Já ouvi menções que o mesmo ocorreria com o ser humano que se depara com a fera. Matteo Meschiari sublinha o que ocorreu a Livingstone, o explorador, entre outros que tiveram sensações semelhantes, ao sobreviver ao ataque de um grande felino: "o contato físico com o predador acontece em condições similares a um sonho de olhos abertos, em estado de privação sensorial quase prazeroso. O homem não reage, o cérebro anestesia o corpo, se instaura uma cumplicidade entre presa e predador para que tudo acabe o mais rapidamente possível". Um entorpecimento dos sentidos, quase um prazer sensual, toma conta da vítima. Os dedos rendados da morte são desejados, a pantera hipnotiza. Humanos: "sensualmente perdedores, voluptuosamente dominados". Não é possível fugir – resta entregar-se.
Mas a arma mais poderosa e sutil da pantera é o perfume.
A Pantera servir-se-ia do seu hálito perfumado para caçar e atrair suas presas que, sentindo sua adocicada suavidade, aproximam-se, fascinadas. As cabras e outros animais amigos do perfume seriam suas vítimas preferidas. Escondida atrás de frondosas árvores, é só uma questão de tempo para que se lance sobre os outros animais.
Teofraso compartilha da opinião de Aristóteles acerca do perfume da fera: uma qualidade que não é dividida com nenhum outro animal. Aristóteles chega a afirmar que a pantera é o único animal perfumado. Ninguém passaria incólume ao seu perfume, ao contrário, atirar-se-ia em direção ao aroma.
No entanto, reafirmando a visão de Baudrillard, o sedutor é, antes de tudo, o seduzido que se inebria com suas próprias qualidades projetadas - a pantera também é atraída pelo perfume. Nada funciona em via de mão única.

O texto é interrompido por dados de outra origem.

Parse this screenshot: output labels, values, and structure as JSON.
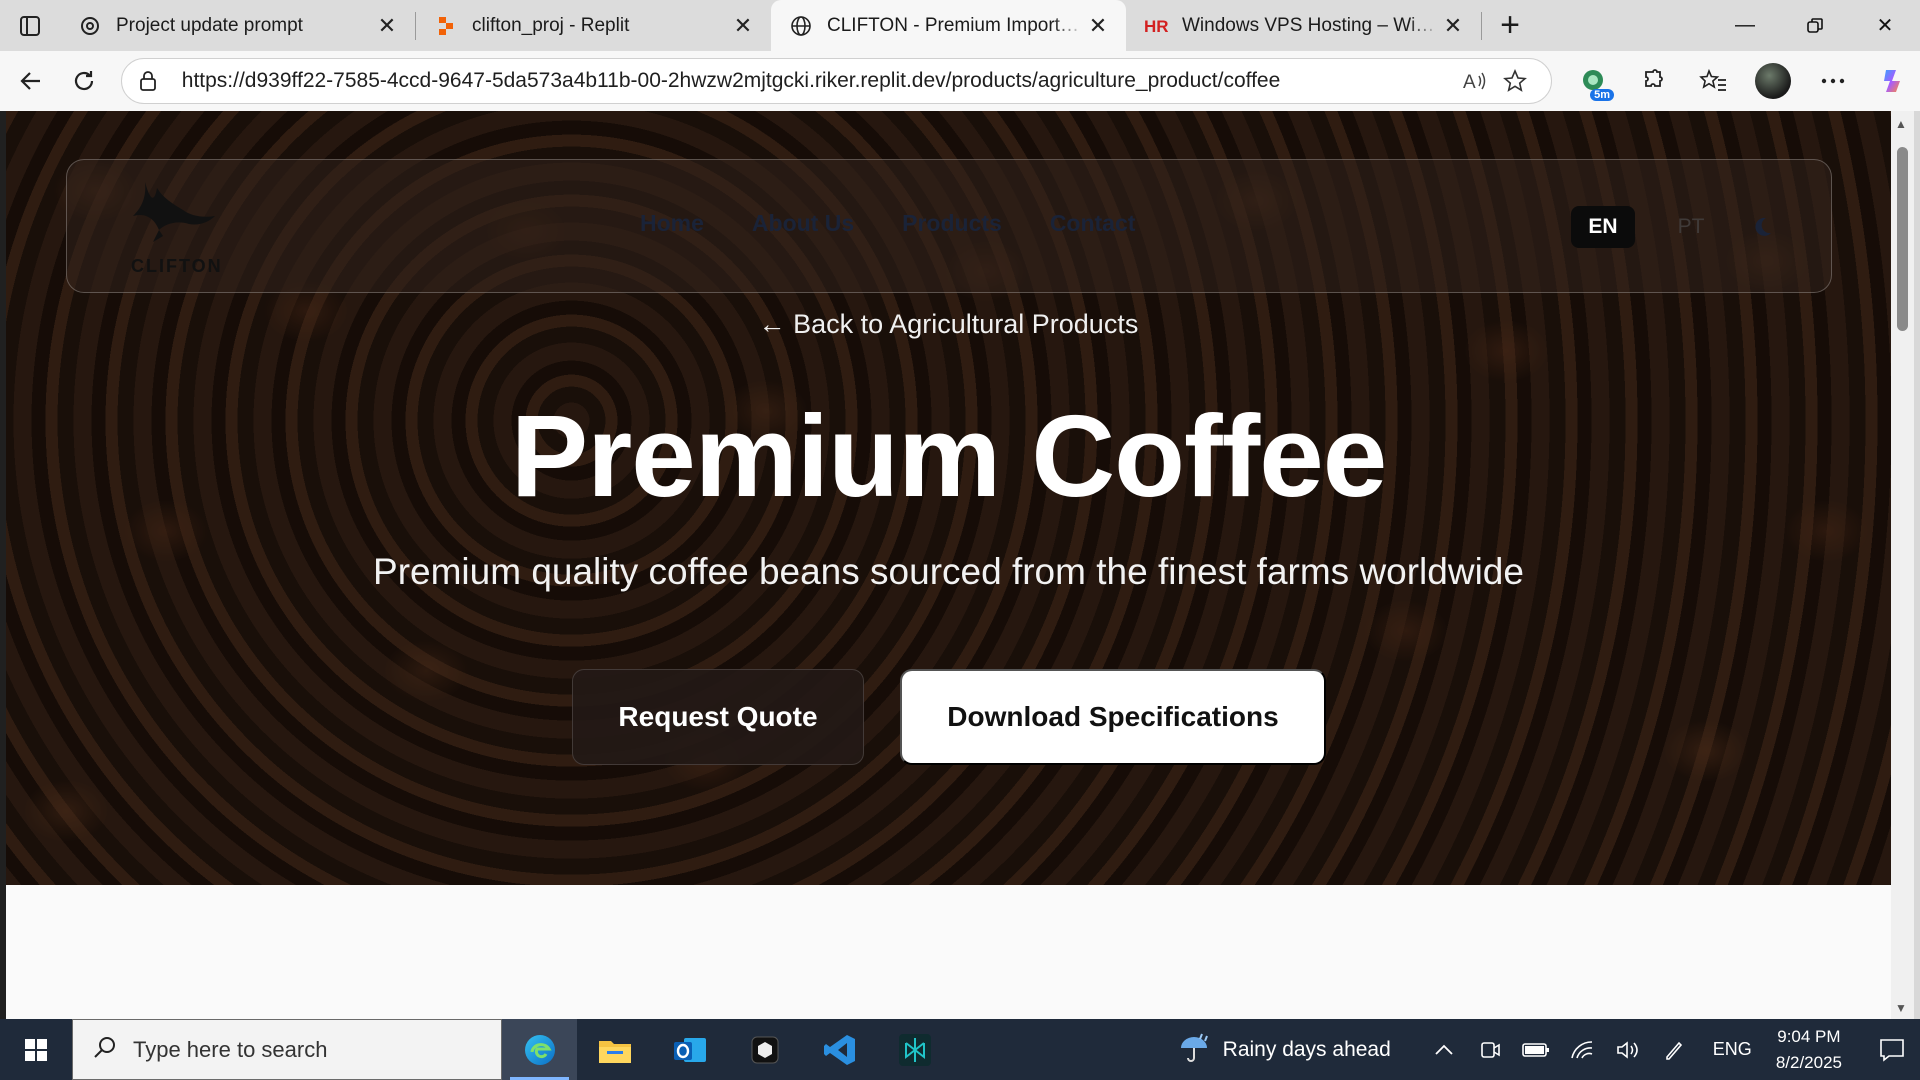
{
  "browser": {
    "tabs": [
      {
        "title": "Project update prompt",
        "icon": "chatgpt-icon",
        "active": false
      },
      {
        "title": "clifton_proj - Replit",
        "icon": "replit-icon",
        "active": false
      },
      {
        "title": "CLIFTON - Premium Import Export",
        "icon": "globe-icon",
        "active": true
      },
      {
        "title": "Windows VPS Hosting – Windows",
        "icon": "hr-icon",
        "active": false
      }
    ],
    "url": "https://d939ff22-7585-4ccd-9647-5da573a4b11b-00-2hwzw2mjtgcki.riker.replit.dev/products/agriculture_product/coffee",
    "extension_badge": "5m"
  },
  "site": {
    "logo_text": "CLIFTON",
    "nav": [
      "Home",
      "About Us",
      "Products",
      "Contact"
    ],
    "lang_active": "EN",
    "lang_other": "PT",
    "back_link": "← Back to Agricultural Products",
    "title": "Premium Coffee",
    "subtitle": "Premium quality coffee beans sourced from the finest farms worldwide",
    "primary_button": "Request Quote",
    "secondary_button": "Download Specifications"
  },
  "taskbar": {
    "search_placeholder": "Type here to search",
    "weather": "Rainy days ahead",
    "language": "ENG",
    "time": "9:04 PM",
    "date": "8/2/2025"
  },
  "colors": {
    "accent": "#1a73e8",
    "hero_overlay": "#2a1a12",
    "nav_link": "#1a2338"
  }
}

Oppiano, no seu poema sobre a caça - Cynegetica, sustenta que um dos meios para capturar a pantera consiste em aspergir vinho nas proximidades do lugar onde ela bebe água. A Pantera não resiste ao vinho e se embriaga facilmente. Ébria, mênade, de fera predadora vira presa. A tradição remonta aos cultos dionisíacos - sabemos que a pantera é um animal dedicado a Dionísio, deus do vinho e das orgias.
Filostrato, na Vida de Apolônio de Tiana, narra que as panteras da Armênia procuravam a floresta da Panfília, rica em essências balsâmicas, sentindo-se atraídas por seu forte odor. A pantera tem uma curiosa preferência pela árvore de cânfora, tomando-a como morada. Não permite que ninguém se aproxime dela, o que nos mostra um lado sensível e cheio de zelos, do intrigante animal.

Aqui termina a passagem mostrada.